Rick, are you still in touch with Stewart McKenzie by email? It might be worth bouncing that Telegraph obituary off him to see what he thinks about it -- in particular, to see what his reaction might be to the claim that there was a 75-hour Ballard "film" at the ICA.
 
 
 
From: Stewart McKenzie
Subject: Assassination Weapon at ICA
Date:
May 14, 2009
 
Hey Rick,
 
I saw the obituary and was amused (by the misreporting, not Ballard's death), clearly the writer wasn't there although rumor of the show had clearly spread, as to the 75 hours, the show was deliberately designed to induce a state of light trance so perhaps someone's time sense was altered, or perhaps they came in already altered, it was an altering time. I was delighted that the obituary writer considered this Jim Ballard's most outrageous work, quite something when you consider the reach of his imagination.
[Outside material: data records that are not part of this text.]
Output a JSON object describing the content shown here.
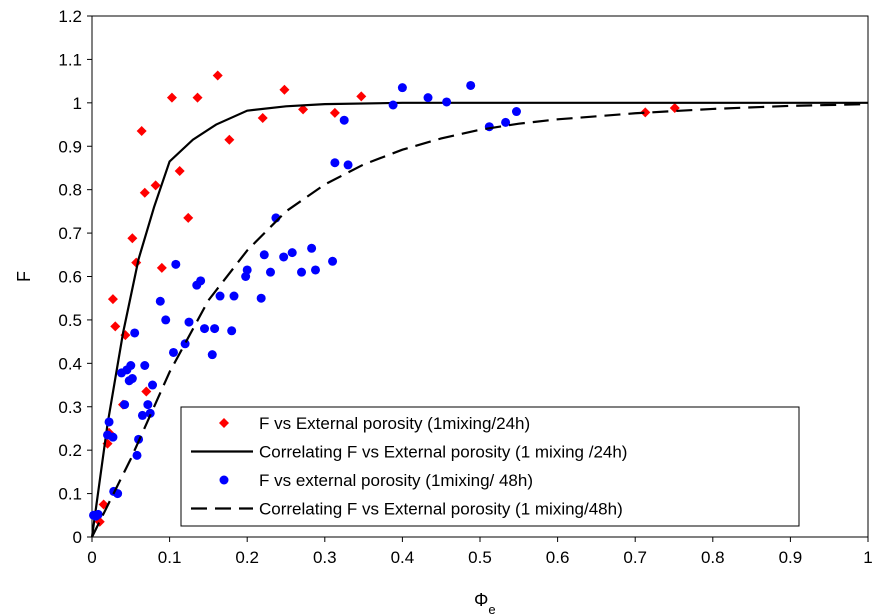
{
  "chart_data": {
    "type": "scatter",
    "xlabel": "Φe",
    "ylabel": "F",
    "xlim": [
      0,
      1
    ],
    "ylim": [
      0,
      1.2
    ],
    "x_ticks": [
      "0",
      "0.1",
      "0.2",
      "0.3",
      "0.4",
      "0.5",
      "0.6",
      "0.7",
      "0.8",
      "0.9",
      "1"
    ],
    "y_ticks": [
      "0",
      "0.1",
      "0.2",
      "0.3",
      "0.4",
      "0.5",
      "0.6",
      "0.7",
      "0.8",
      "0.9",
      "1",
      "1.1",
      "1.2"
    ],
    "grid": false,
    "legend_position": "bottom-right",
    "series": [
      {
        "name": "F vs External porosity (1mixing/24h)",
        "kind": "points",
        "marker": "diamond",
        "color": "#FF0000",
        "points": [
          [
            0.01,
            0.035
          ],
          [
            0.015,
            0.075
          ],
          [
            0.02,
            0.215
          ],
          [
            0.022,
            0.24
          ],
          [
            0.027,
            0.548
          ],
          [
            0.03,
            0.485
          ],
          [
            0.04,
            0.305
          ],
          [
            0.043,
            0.465
          ],
          [
            0.052,
            0.688
          ],
          [
            0.057,
            0.632
          ],
          [
            0.064,
            0.935
          ],
          [
            0.068,
            0.793
          ],
          [
            0.07,
            0.335
          ],
          [
            0.082,
            0.81
          ],
          [
            0.09,
            0.62
          ],
          [
            0.103,
            1.012
          ],
          [
            0.113,
            0.843
          ],
          [
            0.124,
            0.735
          ],
          [
            0.136,
            1.012
          ],
          [
            0.162,
            1.063
          ],
          [
            0.177,
            0.915
          ],
          [
            0.22,
            0.965
          ],
          [
            0.248,
            1.03
          ],
          [
            0.272,
            0.985
          ],
          [
            0.313,
            0.977
          ],
          [
            0.347,
            1.015
          ],
          [
            0.713,
            0.978
          ],
          [
            0.751,
            0.988
          ]
        ]
      },
      {
        "name": "Correlating F vs External porosity (1 mixing /24h)",
        "kind": "line",
        "dash": "solid",
        "color": "#000000",
        "points": [
          [
            0,
            0
          ],
          [
            0.02,
            0.26
          ],
          [
            0.04,
            0.47
          ],
          [
            0.06,
            0.64
          ],
          [
            0.08,
            0.76
          ],
          [
            0.1,
            0.865
          ],
          [
            0.13,
            0.915
          ],
          [
            0.16,
            0.95
          ],
          [
            0.2,
            0.982
          ],
          [
            0.25,
            0.992
          ],
          [
            0.3,
            0.997
          ],
          [
            0.4,
            1.0
          ],
          [
            0.6,
            1.0
          ],
          [
            0.8,
            1.0
          ],
          [
            1.0,
            1.0
          ]
        ]
      },
      {
        "name": "F vs external porosity (1mixing/ 48h)",
        "kind": "points",
        "marker": "circle",
        "color": "#0000FF",
        "points": [
          [
            0.002,
            0.05
          ],
          [
            0.005,
            0.048
          ],
          [
            0.008,
            0.052
          ],
          [
            0.02,
            0.235
          ],
          [
            0.022,
            0.265
          ],
          [
            0.027,
            0.23
          ],
          [
            0.028,
            0.105
          ],
          [
            0.033,
            0.1
          ],
          [
            0.038,
            0.378
          ],
          [
            0.042,
            0.305
          ],
          [
            0.045,
            0.385
          ],
          [
            0.048,
            0.36
          ],
          [
            0.05,
            0.395
          ],
          [
            0.052,
            0.365
          ],
          [
            0.055,
            0.47
          ],
          [
            0.058,
            0.188
          ],
          [
            0.06,
            0.225
          ],
          [
            0.065,
            0.28
          ],
          [
            0.068,
            0.395
          ],
          [
            0.072,
            0.305
          ],
          [
            0.075,
            0.285
          ],
          [
            0.078,
            0.35
          ],
          [
            0.088,
            0.543
          ],
          [
            0.095,
            0.5
          ],
          [
            0.105,
            0.425
          ],
          [
            0.108,
            0.628
          ],
          [
            0.12,
            0.445
          ],
          [
            0.125,
            0.495
          ],
          [
            0.135,
            0.58
          ],
          [
            0.14,
            0.59
          ],
          [
            0.145,
            0.48
          ],
          [
            0.155,
            0.42
          ],
          [
            0.158,
            0.48
          ],
          [
            0.165,
            0.555
          ],
          [
            0.18,
            0.475
          ],
          [
            0.183,
            0.555
          ],
          [
            0.198,
            0.6
          ],
          [
            0.2,
            0.615
          ],
          [
            0.218,
            0.55
          ],
          [
            0.222,
            0.65
          ],
          [
            0.23,
            0.61
          ],
          [
            0.237,
            0.735
          ],
          [
            0.247,
            0.645
          ],
          [
            0.258,
            0.655
          ],
          [
            0.27,
            0.61
          ],
          [
            0.283,
            0.665
          ],
          [
            0.288,
            0.615
          ],
          [
            0.31,
            0.635
          ],
          [
            0.313,
            0.862
          ],
          [
            0.325,
            0.96
          ],
          [
            0.33,
            0.857
          ],
          [
            0.388,
            0.995
          ],
          [
            0.4,
            1.035
          ],
          [
            0.433,
            1.012
          ],
          [
            0.457,
            1.002
          ],
          [
            0.488,
            1.04
          ],
          [
            0.512,
            0.945
          ],
          [
            0.533,
            0.955
          ],
          [
            0.547,
            0.98
          ]
        ]
      },
      {
        "name": "Correlating F vs External porosity (1 mixing/48h)",
        "kind": "line",
        "dash": "dashed",
        "color": "#000000",
        "points": [
          [
            0,
            0
          ],
          [
            0.05,
            0.18
          ],
          [
            0.1,
            0.38
          ],
          [
            0.15,
            0.545
          ],
          [
            0.2,
            0.66
          ],
          [
            0.25,
            0.75
          ],
          [
            0.3,
            0.812
          ],
          [
            0.35,
            0.858
          ],
          [
            0.4,
            0.892
          ],
          [
            0.45,
            0.918
          ],
          [
            0.5,
            0.938
          ],
          [
            0.55,
            0.952
          ],
          [
            0.6,
            0.962
          ],
          [
            0.7,
            0.976
          ],
          [
            0.8,
            0.986
          ],
          [
            0.9,
            0.993
          ],
          [
            1.0,
            0.997
          ]
        ]
      }
    ]
  }
}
As a response I suggest you point him at the cyber correspondence that you have included on your web page which lays out the making of the show in some detail. Did you read Ballard's short piece "Autobiography" in the New Yorker? He would have liked the television show "The Earth After People".
 
Thanks for keeping me in touch,
 
Stewart





Update From 2012:


On 2012-10-28, at 10:50 AM, Jim Laws wrote:

Hi Rick
 
Nothing to do as the clocks go back so I tap in “The Assassination Weapon, ICA”, as you do. So I find you AND Stewart McKenzie!
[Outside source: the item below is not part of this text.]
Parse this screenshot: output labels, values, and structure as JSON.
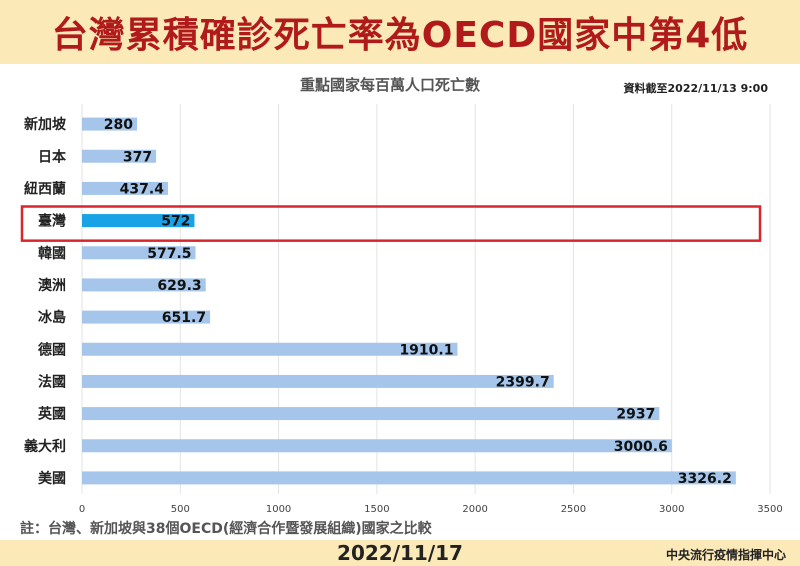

He was the Godfather of that production and I was a midwife.
 
In ‘66-67 at the Regent Street Polytechnic I was year one Surveying & Stewart was year 2 or 3 Architecture, which had a lot of creative souls in it. I was sound man for the Poly drama society and met Stewart through that. I helped him with a Poly multimedia happening in late ‘66 called Splat.
 
By the time of the Assassination Weapon, I was a stage management student at LAMDA. We’d kept in touch and I helped to realise the production, coming up with the actors to record the text, the means of turning the mandala (rim driven horizontal bike wheel with vari-speed Parvalux motor), helped with the concept of the projectors and I made the sound tape, producing the electronic “music” on my Beocord 2000 reel to reel. I think I still have the tape. We had one speaker above the mandala and one below, so the stereo was quite dramatic.
 
The first performances were at LAMDA Theatre, Earls Court, with technical students on the projectors.
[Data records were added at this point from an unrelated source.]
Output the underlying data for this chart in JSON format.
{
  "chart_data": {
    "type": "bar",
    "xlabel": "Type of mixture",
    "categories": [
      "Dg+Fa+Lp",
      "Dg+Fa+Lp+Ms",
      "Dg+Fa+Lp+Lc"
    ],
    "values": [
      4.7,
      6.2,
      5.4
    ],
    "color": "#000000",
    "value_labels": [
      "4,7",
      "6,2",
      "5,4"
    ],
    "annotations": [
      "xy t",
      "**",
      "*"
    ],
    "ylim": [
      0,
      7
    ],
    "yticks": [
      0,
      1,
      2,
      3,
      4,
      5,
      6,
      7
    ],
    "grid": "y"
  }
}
Ballard came to one of the shows.

The guy who stored the production was, I think, Vince of Insanity Machine, who also had a hand in the projections. I believe there were 8mm film loops as well as slides.
 
By the time of the ICA performances I was stage manager at a weekly seaside rep theatre in Southwold, so couldn’t help stage or be at the ICA shows. This I always regretted, especially when I heard about the non-spinning mandala!
 
Doubtless if Stewart is still out there we will be chatting! ’m still in Suffolk, doing lighting design (mostly in churches) and teaching it a bit.
 
Best to all

Jim
 

 
From: Rick McGrath
Sent: 28 October 2012 15:25
To: Jim Laws
Subject: Re: The Assassination Weapon


Wow… Iames… whatta cool bolt out of the blue. Yes, Stewart is still out there… when I found him he was teaching in washington, DC…

Fascinating info… love to hear the tape… you shd digitize it. Too bad you never saw a production… do you remember which one JGB went to?



On 2012-10-28, at 12:06 PM, Jim Laws wrote:

Hi Rick

Thanks, I saw the LAMDA production, in fact I asked LAMDA if we could use their space (as I was a tech student there). I led the staging of it and LAMDA was the first show, before the ICA. I may have the programme.

I did live sound for it, recorded voices but live electronic music, mics/feedback I'm fairly certain, plus I had speed control of the mandala and co-ordinated aspects of the projections.

The voices were LAMDA students Paul Beque (may not be exact spelling, NOT the one on bid TV!)  & Richmond Hoxie (American, quite busy)

Ballard came to one of the LAMDA shows & we met him but he had no direct hand in it before seeing it. He may have been approached earlier to use the script; Stewart would know that. We may have located him through my old-boys school directory, we both went to The Leys, Cambridge.

JGB likely came to the ICA as well. I'll have to look through my reels!